Process

  • Inspection of fabric
  • Pre-Treatment
  • Printing
  • Post-Treatment
  • Final Inspection

Pre-Treatment

This is a primary process where all fabrics are prepared for printing. In this process fabrics are coated with chemicals (like urea, alginate etc.) and prepared for the process of digital printing.

Printing

Here the fabric is printed by digital printers with the designs prepared on computer.

Post-Treatment

• Here the fabrics is steamed at high temperature so the colours are fixed on to the fabrics, this is also known as ageing of fabrics.

• Then fabrics are washed and dried.

WORK PROCESS

The processing of Fabric is generally classified into 2 types -

Pre Process and Post Process

The Preprocess includes following stages -

• RFD

• Printing &

• Padding

Each of the process can be explained in detail as under -

RFD

If the fabric received is grey, then we will have to do RFD i.e make it ready for Dying.
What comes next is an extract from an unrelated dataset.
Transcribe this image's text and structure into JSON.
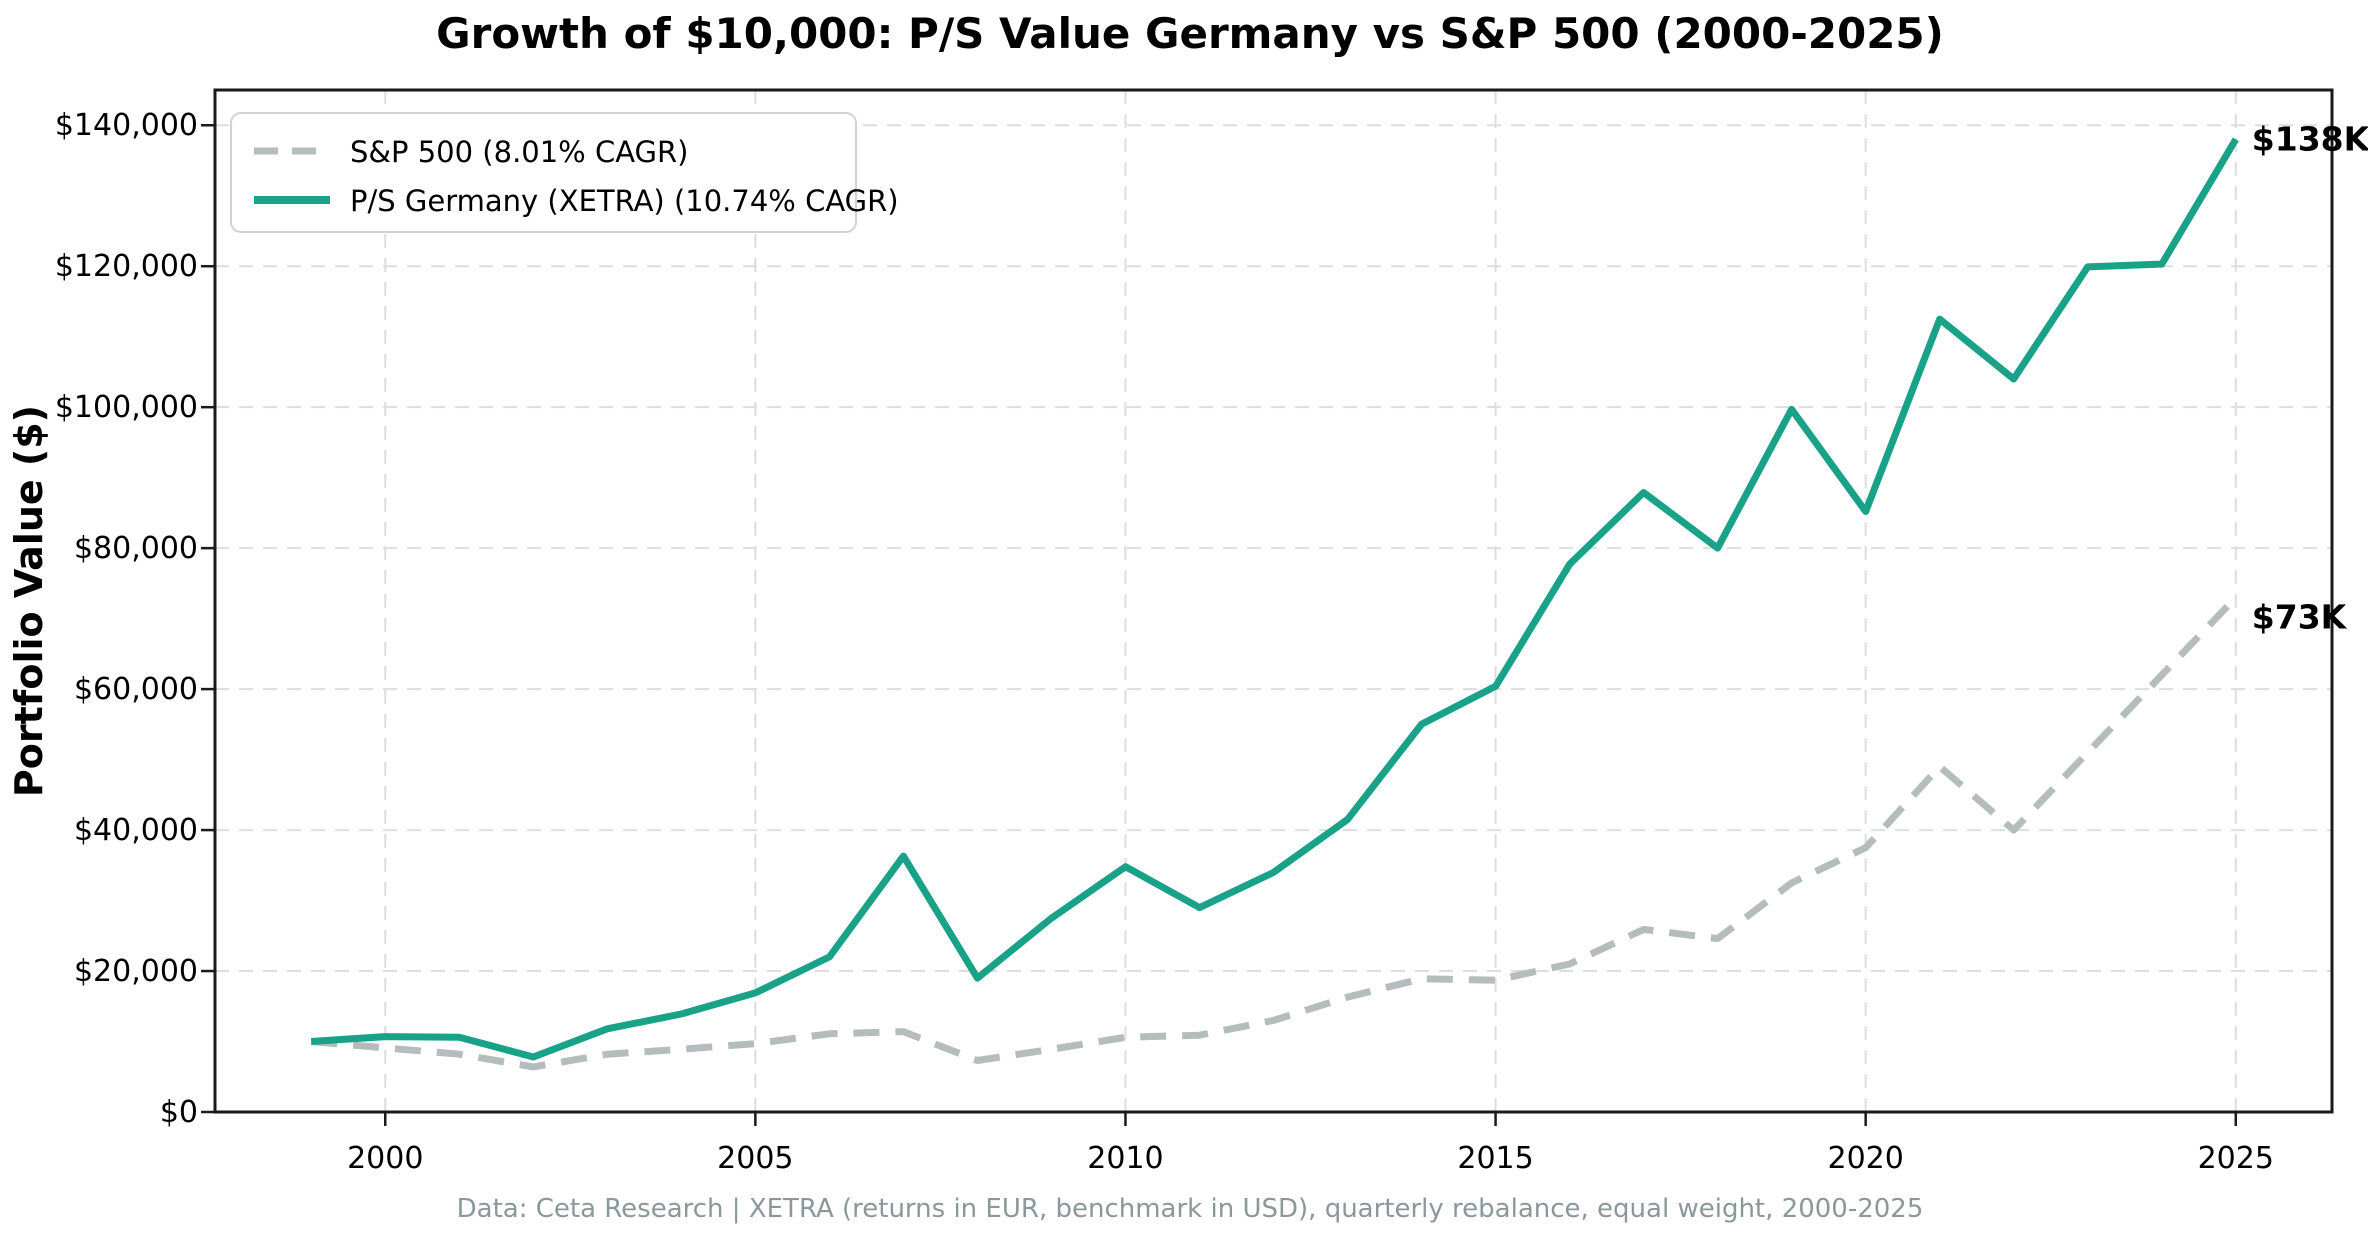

It is genrally done in mills or process houses.

Padding

This is the second process after RFD. Its called guming also.its basically a chemical coating on the fabric whithout this if we print on the fab the fab will again become white again after post printing process. So it very important that fab is padded before

Printing

After padding process we can start printing directly on the fabric. For digital printing we require minimum 300 dpi file in tiff. Format. In Digital Textile Printing, genrally two types of printing inks are used namely Reactive and Disperse.

Reactive is very common and regular printing because it is genrally used for printing fabrics like cotton, silk, cifon, geoget, voile etc. Maximum printing is done using reactive inks.

Dispersed inks are generally used for polyester, nylon or nilopolis or cottonpoly type of fabric and it requires more steaming temperature than reactive print. Other post process are same as reactive.

POST PROCESS

Steaming or Azer / Ager

This is the second processes done after printing. In this the fabric needs to be kept in side steamer or azer for atleast 15 to 25 mins at temperature of 110 to 115 degree for colour fixation.

Washing

After the colour fixation process there is the special way of washing the fabric to ensure that the colour fastness stays, it is generally very long lasting. During this process, First the Fabric is washed in cold water than with Hot water and then again added with cold water soap. This process ensures that the fabric can now on be washed for ever without the slightest doubt of its able to lose its colour or the fastness.

Finishing

Finishing process is the last of the processes which is done to achieve the better feel of the fabric. It is done according to the taste of the buyer. Buyers generally recommend fabric samples for the finish.

Finishing includes further three processes as follows:

Silicon Wash: It is just to give smooth and soft feel to the fabric. It is usually done on stenter in almost the similar way coating is done.

Zero Zero or 00: It is the machine name of the finish. It allows it to break the stiffness of the thread and give more fall in the fabric. This finish is mostly required for voile fabric.

Calender: This process is required only for home furnishing clients, It is generally done for silk and cotton satin. Calender process adds shine to the fabric.